Roger Falcone is a professor of physics at the University of California, Berkeley. He grew up in New York City, and attended Princeton and Stanford Universities. He has served as department chair at Berkeley, director of the Advanced Light Source synchrotron facility at Lawrence Berkeley National Lab, and president of the American Physical Society. He is a member of the American Academy of Arts and Sciences, and fellow of the American Physical Society, Optical Society of America, and American Association for the Advancement of Science. He received the APS 5-Sigma Physicist Award for Outstanding Advocacy, APS Dawson Award for Excellence in Plasma Physics, APS Leo Szilard Lectureship Award, LBNL ALS Halbach Prize for Instrumentation, and NSF Presidential Young Investigator Award. His service includes advisory boards for the Lawrence Hall of Science, trustee of the Lafayette Library & Learning Center, president of his local school board, director of Berkeley's CalTeach Program, and director of the UC Institute for Material Dynamics at Extreme Conditions.
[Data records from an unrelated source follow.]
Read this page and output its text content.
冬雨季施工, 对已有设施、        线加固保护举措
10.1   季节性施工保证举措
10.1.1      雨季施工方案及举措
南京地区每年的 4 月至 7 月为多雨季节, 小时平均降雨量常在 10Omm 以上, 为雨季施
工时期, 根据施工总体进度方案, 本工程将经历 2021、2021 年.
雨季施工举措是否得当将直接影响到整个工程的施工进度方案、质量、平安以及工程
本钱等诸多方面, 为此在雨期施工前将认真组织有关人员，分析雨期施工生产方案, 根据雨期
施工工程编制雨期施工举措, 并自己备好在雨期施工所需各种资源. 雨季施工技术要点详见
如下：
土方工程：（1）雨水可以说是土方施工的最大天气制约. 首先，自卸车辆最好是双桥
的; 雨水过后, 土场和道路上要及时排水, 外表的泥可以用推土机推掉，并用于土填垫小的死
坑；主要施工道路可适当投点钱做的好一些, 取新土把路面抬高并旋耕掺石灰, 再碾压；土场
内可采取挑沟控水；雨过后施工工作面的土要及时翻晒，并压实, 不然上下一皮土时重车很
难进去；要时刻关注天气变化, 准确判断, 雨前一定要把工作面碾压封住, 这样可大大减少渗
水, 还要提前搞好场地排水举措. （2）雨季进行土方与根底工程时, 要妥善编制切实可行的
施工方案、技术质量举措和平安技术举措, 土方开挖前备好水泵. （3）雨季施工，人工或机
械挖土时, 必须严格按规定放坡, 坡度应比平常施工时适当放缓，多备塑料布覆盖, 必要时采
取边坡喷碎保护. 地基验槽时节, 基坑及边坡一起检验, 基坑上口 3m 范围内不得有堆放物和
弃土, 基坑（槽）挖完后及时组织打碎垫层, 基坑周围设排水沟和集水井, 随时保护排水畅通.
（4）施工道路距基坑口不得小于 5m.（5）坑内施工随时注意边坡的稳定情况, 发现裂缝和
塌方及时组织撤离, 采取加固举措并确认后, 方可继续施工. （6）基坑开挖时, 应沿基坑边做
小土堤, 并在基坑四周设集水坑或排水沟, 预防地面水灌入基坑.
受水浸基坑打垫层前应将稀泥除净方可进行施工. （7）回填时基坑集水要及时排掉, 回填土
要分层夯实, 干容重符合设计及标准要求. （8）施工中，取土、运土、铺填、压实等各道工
He has served on advisory committees for Lawrence Livermore and Los Alamos National Laboratories, NSF, and DOE, chairs advisory committees for the Paul Scherrer Institute (Switzerland) and ELI Beamlines (Czech Republic), and serves on several scientific advisory panels for national and international projects.

Research Interests

Roger Falcone undertakes experiments that explore the interaction of intense light with matter. The work uses lasers, involves regions of the spectrum ranging from optical to x-ray, and reveals the dynamic (ultrafast) response of materials (atoms, molecules, solids, and plasmas) to non-equilibrium conditions caused by intense light, high temperatures, and high pressures. The goals of the work include an understanding of the resulting chemistry, structural dynamics, ionization, and compressibility, by measuring the response of materials under these extreme conditions. Applications are found in fields such as plasma and fusion science, photo-induced chemistry, and astrophysical systems. Together with students and global collaborators, he has developed lasers with high-power and ultra-short pulses, fast x-ray detectors, unique nanostructured materials, and experimental techniques that involve both tabletop experiments as well as the world's largest and most advanced laser and x-ray facilities. His group has demonstrated new ways of producing femtosecond pulses of x-rays, measured the physical and chemical response of materials subjected to pressures of a billion atmospheres, and probed the structural and electronic response of materials to perturbations on timescales associated with the motion of electrons and atoms in chemical bonds.